For this music-themed resort, Farmboy Fine Arts could create or commission collages made from rock ephemera to compose images that are evocative of Mexico. This could include landscapes, still life, or scenes of local cultural activities.
Alternatively, Farmboy Fine Arts could use ephemera from Mexico to create interesting compositions that evoke the spirit of rock and roll.
VISUAL SOUNDTRACKS
Narrating the Resort Experience with Lyrics
American artist Miranda July’s 125-foot-long “Hallway” is lined with fifty wooden signs, hand-painted with text. As the viewer walks down the seemingly endless hall, weaving between the signs, the text acts as an internal voice that narrates them through life, to death. Similarly, Douglas Coupland’s “Slogans for the 21st Century” are text-based artworks that use contemporary language to convey messages that could only be understood since the year 2000.
Song lyrics are beloved for capturing the human experience though universal emotions. Imagine if song lyrics appeared as unexpected architectural details, or as wayfinding elements that lead you down the long corridors of the music-themed resort hotel.
PUBLIC FIGURES
Outlandish fashion sculptures.
When American artist Miranda July was invited to represent USA at the 2009 Venice Biennale, she created 11 cast fibreglass, steel-lined sculptures that were designed for interaction: pedestals to stand on, tablets with holes for body parts, and free-standing abstract headdresses.
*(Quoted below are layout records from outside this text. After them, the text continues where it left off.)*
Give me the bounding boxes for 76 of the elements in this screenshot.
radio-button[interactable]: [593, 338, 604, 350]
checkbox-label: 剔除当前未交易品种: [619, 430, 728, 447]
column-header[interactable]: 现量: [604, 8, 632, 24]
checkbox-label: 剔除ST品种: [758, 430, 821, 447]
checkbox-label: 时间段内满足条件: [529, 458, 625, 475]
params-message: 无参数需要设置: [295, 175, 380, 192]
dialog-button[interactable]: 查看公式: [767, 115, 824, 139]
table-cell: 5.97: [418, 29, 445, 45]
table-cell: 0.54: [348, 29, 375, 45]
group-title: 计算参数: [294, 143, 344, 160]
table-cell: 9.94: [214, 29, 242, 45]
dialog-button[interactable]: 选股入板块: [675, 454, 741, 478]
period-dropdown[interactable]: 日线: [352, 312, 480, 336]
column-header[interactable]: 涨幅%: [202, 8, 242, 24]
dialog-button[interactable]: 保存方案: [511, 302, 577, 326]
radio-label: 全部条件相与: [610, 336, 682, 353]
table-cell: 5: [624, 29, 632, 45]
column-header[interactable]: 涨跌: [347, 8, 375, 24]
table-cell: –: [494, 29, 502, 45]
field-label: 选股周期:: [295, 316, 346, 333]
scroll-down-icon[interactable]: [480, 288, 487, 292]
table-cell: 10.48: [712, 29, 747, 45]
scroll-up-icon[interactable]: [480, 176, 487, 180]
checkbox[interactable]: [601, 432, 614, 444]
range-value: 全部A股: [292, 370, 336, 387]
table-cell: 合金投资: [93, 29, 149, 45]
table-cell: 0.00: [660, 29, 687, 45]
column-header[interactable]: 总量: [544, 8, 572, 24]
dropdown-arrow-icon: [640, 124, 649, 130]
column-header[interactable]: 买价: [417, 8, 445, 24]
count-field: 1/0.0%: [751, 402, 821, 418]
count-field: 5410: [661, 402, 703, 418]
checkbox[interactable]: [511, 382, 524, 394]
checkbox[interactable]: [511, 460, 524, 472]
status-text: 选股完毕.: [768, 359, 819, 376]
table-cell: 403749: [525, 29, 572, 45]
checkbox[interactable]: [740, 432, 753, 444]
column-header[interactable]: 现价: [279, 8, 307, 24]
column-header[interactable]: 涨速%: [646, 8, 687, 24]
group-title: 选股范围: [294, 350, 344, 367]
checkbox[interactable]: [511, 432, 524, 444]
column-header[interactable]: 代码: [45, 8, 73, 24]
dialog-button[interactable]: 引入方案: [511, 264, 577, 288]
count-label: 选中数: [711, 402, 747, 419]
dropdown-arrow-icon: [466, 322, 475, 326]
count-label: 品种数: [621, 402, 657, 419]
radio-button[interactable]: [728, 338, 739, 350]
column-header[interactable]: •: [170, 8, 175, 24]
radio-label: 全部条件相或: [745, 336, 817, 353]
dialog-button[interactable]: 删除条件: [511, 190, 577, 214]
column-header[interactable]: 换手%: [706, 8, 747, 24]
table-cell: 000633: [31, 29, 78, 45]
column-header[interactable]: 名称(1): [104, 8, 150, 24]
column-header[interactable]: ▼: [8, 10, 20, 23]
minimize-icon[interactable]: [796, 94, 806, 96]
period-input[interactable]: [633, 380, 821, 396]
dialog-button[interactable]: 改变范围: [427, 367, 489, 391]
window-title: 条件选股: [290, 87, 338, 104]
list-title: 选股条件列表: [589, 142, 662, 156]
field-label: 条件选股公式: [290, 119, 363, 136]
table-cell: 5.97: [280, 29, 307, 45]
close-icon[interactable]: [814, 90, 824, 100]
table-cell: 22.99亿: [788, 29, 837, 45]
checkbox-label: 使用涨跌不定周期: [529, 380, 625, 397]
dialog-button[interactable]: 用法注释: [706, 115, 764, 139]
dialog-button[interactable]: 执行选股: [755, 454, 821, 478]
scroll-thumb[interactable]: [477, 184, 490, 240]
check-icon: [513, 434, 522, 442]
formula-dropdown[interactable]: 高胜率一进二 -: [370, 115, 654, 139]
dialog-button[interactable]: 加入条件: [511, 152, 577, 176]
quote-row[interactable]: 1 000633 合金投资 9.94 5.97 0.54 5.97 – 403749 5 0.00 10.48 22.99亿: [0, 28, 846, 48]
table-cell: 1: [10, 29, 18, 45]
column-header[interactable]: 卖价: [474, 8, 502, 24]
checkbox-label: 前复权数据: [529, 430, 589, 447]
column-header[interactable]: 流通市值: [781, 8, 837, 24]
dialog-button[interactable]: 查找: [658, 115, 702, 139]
Sometimes rock musicians and pop stars wear over-the-top and extravagant outfits. In some ways, you might say these celebrities transform themselves into a form of human sculpture and spectacle.
A series of interactive artworks could be installed through the landscape of the resort, to replicate these famous outfits at an even larger and more outlandish scale, creating opportunities for guests to pose and interact with the art for social media.
Proposal prepared for Farmboy Fine Arts while employed as Design Director.